An attempt is made to put the faster runners at the front of the queue so that the faster runners do not have to pass the slower runners during the race. One of my hopes is to do some analysis on how well the predictions worked. But that is for a future post.
The results for the race were available on race day, but were labeled as unofficial. I downloaded those results and did a bit of analysis. The official results were posted about a week ago. So I download those result and looked again at some of the issues. At it turns out not all of the problems with the start time were resolved. It actually looks like very few were corrected.
The official results listed 23,468 finishers. It is not apparent until you look at the finish times that the list includes 88 runners who are in what are called the “rim” and “wheel” categories. Their results are also hidden on a separate page. I decided for my purposes to delete them from the list. One can argue if that is appropriate or not. This left 23,380 runners.

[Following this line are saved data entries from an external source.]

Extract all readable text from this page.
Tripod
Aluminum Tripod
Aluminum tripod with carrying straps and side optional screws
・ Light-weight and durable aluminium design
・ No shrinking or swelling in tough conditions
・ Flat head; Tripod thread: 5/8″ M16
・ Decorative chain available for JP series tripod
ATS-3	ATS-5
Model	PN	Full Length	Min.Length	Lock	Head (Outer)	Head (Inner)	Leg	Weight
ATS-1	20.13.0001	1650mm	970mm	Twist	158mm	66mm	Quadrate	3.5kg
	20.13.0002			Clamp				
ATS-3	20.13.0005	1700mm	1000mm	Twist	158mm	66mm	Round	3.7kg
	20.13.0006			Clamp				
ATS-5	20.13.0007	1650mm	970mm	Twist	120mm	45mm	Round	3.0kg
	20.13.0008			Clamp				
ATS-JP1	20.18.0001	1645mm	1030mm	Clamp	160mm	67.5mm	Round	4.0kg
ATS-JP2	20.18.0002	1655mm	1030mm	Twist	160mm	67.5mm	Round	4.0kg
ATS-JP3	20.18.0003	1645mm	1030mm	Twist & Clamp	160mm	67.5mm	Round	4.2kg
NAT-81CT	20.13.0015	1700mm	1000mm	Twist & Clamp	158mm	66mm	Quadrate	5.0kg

While downloading the data I discovered that at least one runner was in the file twice. A quick check of the file found two other cases. There were 23,377 runners remaining.

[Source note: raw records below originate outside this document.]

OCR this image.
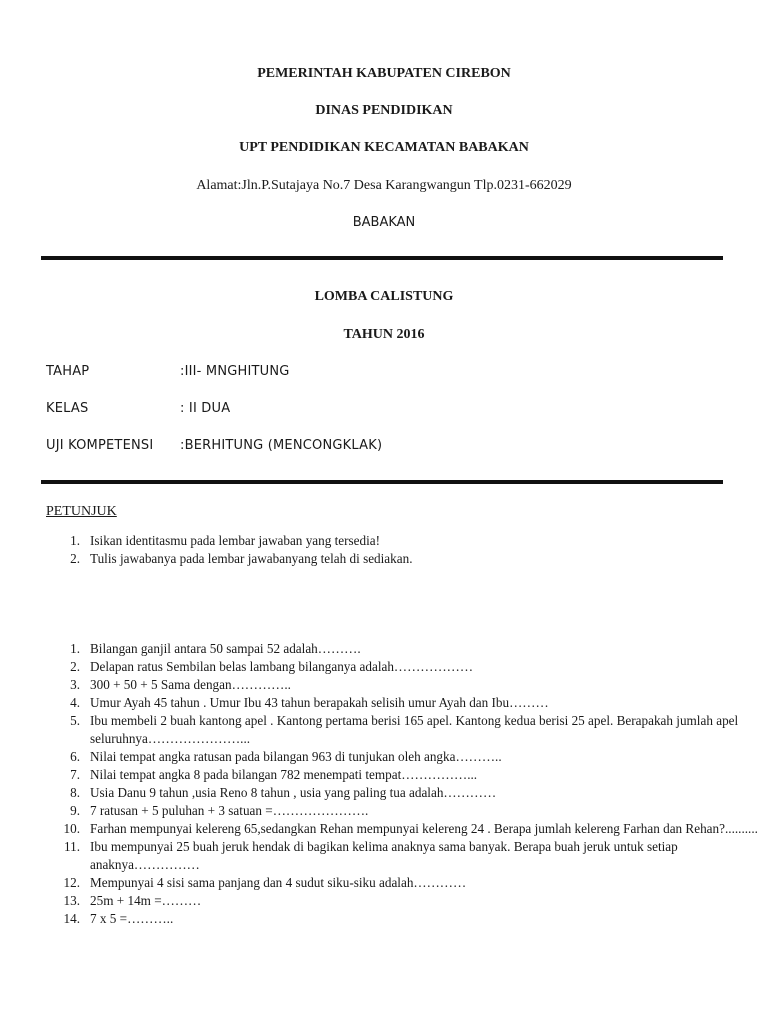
PEMERINTAH KABUPATEN CIREBON
DINAS PENDIDIKAN
UPT PENDIDIKAN KECAMATAN BABAKAN
Alamat:Jln.P.Sutajaya No.7 Desa Karangwangun Tlp.0231-662029
BABAKAN
LOMBA CALISTUNG
TAHUN 2016
TAHAP	:III- MNGHITUNG
KELAS	: II DUA
UJI KOMPETENSI :BERHITUNG (MENCONGKLAK)
PETUNJUK
1. Isikan identitasmu pada lembar jawaban yang tersedia!
2. Tulis jawabanya pada lembar jawabanyang telah di sediakan.
1. Bilangan ganjil antara 50 sampai 52 adalah……….
2. Delapan ratus Sembilan belas lambang bilanganya adalah………………
3. 300 + 50 + 5 Sama dengan…………..
4. Umur Ayah 45 tahun . Umur Ibu 43 tahun berapakah selisih umur Ayah dan Ibu………
5. Ibu membeli 2 buah kantong apel . Kantong pertama berisi 165 apel. Kantong kedua berisi 25 apel. Berapakah jumlah apel seluruhnya…………………...
6. Nilai tempat angka ratusan pada bilangan 963 di tunjukan oleh angka………..
7. Nilai tempat angka 8 pada bilangan 782 menempati tempat……………...
8. Usia Danu 9 tahun ,usia Reno 8 tahun , usia yang paling tua adalah…………
9. 7 ratusan + 5 puluhan + 3 satuan =………………….
10. Farhan mempunyai kelereng 65,sedangkan Rehan mempunyai kelereng 24 . Berapa jumlah kelereng Farhan dan Rehan?..........
11. Ibu mempunyai 25 buah jeruk hendak di bagikan kelima anaknya sama banyak. Berapa buah jeruk untuk setiap anaknya……………
12. Mempunyai 4 sisi sama panjang dan 4 sudut siku-siku adalah…………
13. 25m + 14m =………
14. 7 x 5 =………..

Next up was examination of the distribution of net time vs clock time for the runners. The first problem was that one runner, at least according to the data, started the race five minutes before the gun. Perhaps they were standing on the wrong side of the start line when the race started. You can watch the start of the race and the finish line videos here. The count of how many runners crossed the start line by seconds into the race was informative. It looks very much like the issue of getting the correct start time was not addressed for most runners. In the first second of the race 303 runners crossed the start line. In the next second this dropped to 54 runners. After that is quickly leveled off to 30-40 runners per second. Given the experience with my son I very much doubt that the 303 number is correct. Also looking at the run time of those who according to the database crossed the line in the first second I very much doubt that the count of 303 runners is anywhere near correct.
To put this in perspective the error rate is actually very low. Likely given the size of the crowd the RFI chip did not register when some of the runners crossed the start line. The system must have defaulted to placing them at the start line when the race started. This is a failure rate of around one percent. Runners who brought up the issues had their times corrected. My son’s was changed. I do not have any idea how they made the correction. For him they did ask him to provide any indication of where he was in the crowd. From the photos his friends took he was able to give them some bib numbers of other runners near him.
Next up, assuming I get to it is some analysis of the run time of those who ran the race and how well the placement of the runners in the queue worked.